管峻坐在駕駛座,右手無意識地敲著方向盤,“你知道他的家庭背景嗎?知道他背後有沒有人嗎?”
“他就是外地轉來的!”
“就是外地的,才需要好好查一查。”管峻為自己弟弟的智商感到擔憂,“如果他家不一般,不管是有權還是有錢,那我們都惹不起,你想我為你出氣,別到時候氣沒出,反倒把自己給搭進去,這算是怎麼回事?知己知彼,知道嗎?先去查查他的家庭背景。
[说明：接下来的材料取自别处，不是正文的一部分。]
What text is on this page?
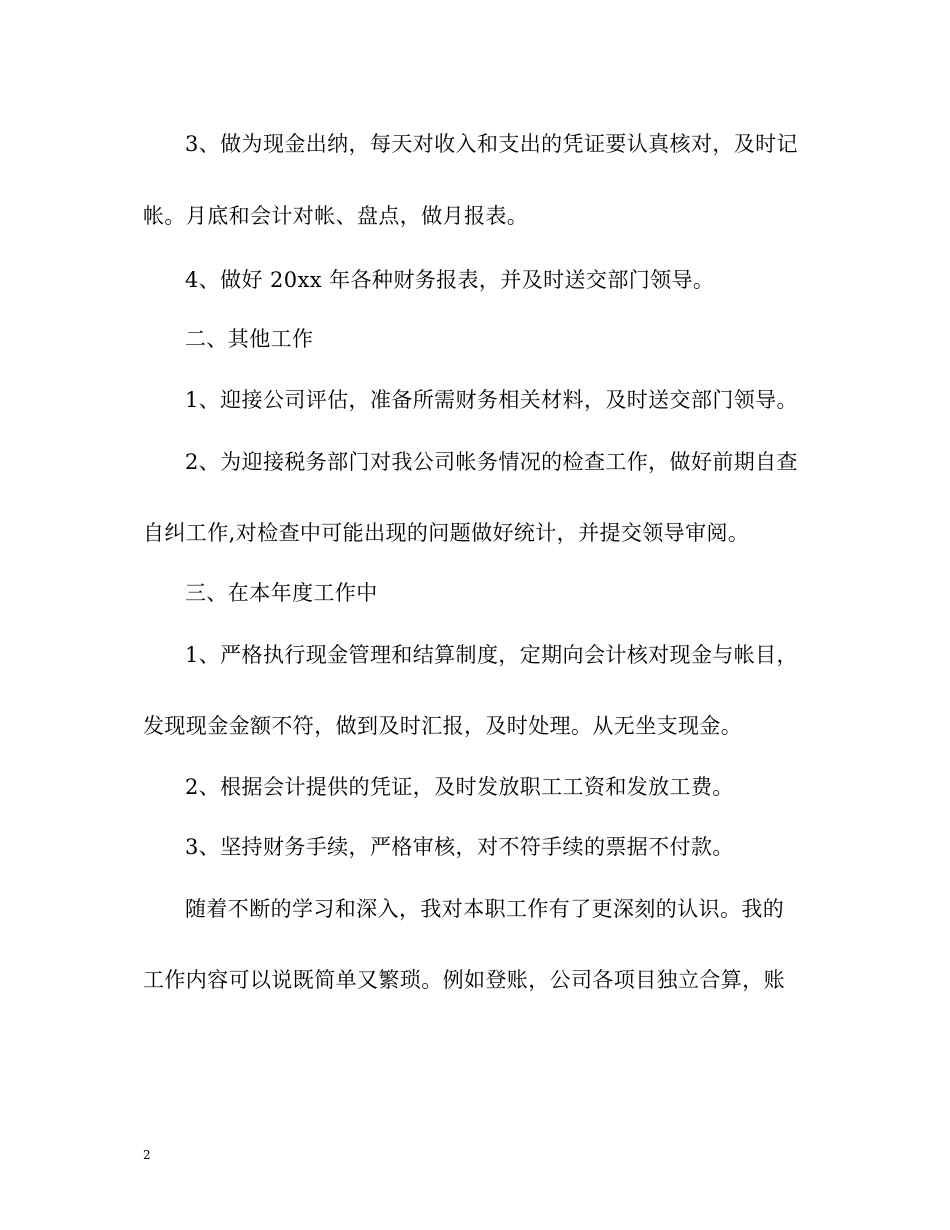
3、做为现金出纳，每天对收入和支出的凭证要认真核对，及时记
帐。月底和会计对帐、盘点，做月报表。
4、做好 20xx 年各种财务报表，并及时送交部门领导。
二、其他工作
1、迎接公司评估，准备所需财务相关材料，及时送交部门领导。
2、为迎接税务部门对我公司帐务情况的检查工作，做好前期自查
自纠工作,对检查中可能出现的问题做好统计，并提交领导审阅。
三、在本年度工作中
1、严格执行现金管理和结算制度，定期向会计核对现金与帐目，
发现现金金额不符，做到及时汇报，及时处理。从无坐支现金。
2、根据会计提供的凭证，及时发放职工工资和发放工费。
3、坚持财务手续，严格审核，对不符手续的票据不付款。
随着不断的学习和深入，我对本职工作有了更深刻的认识。我的
工作内容可以说既简单又繁琐。例如登账，公司各项目独立合算，账
2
”
管峰一愣,“然後呢?”
“如果有錢或者有權,那你別想去趟這趟渾水,就當這事沒發生,以後看到人家,是裝作沒看到還是打招呼,那是你自己的事,我不bī你。三十年河東,三十年河西,不是有那麼一句話,君子報仇十年不晚,等哪天你混得比人家好了,你想做甚麼就做甚麼。”
“如果沒錢沒權呢?”
管峻笑了笑,“那就更好辦了。傻弟弟,你以為打他一頓就算出氣了?要想整一個人,就讓他再也起不來。要是沒錢沒權,隨便設計,讓他進看守所,要是蹲個一兩年,那再出來就別想好了,就算不蹲,就是留個案底都夠他受的了。”
管峰心一緊,磕磕巴巴的說道:“這個、就不用了吧。”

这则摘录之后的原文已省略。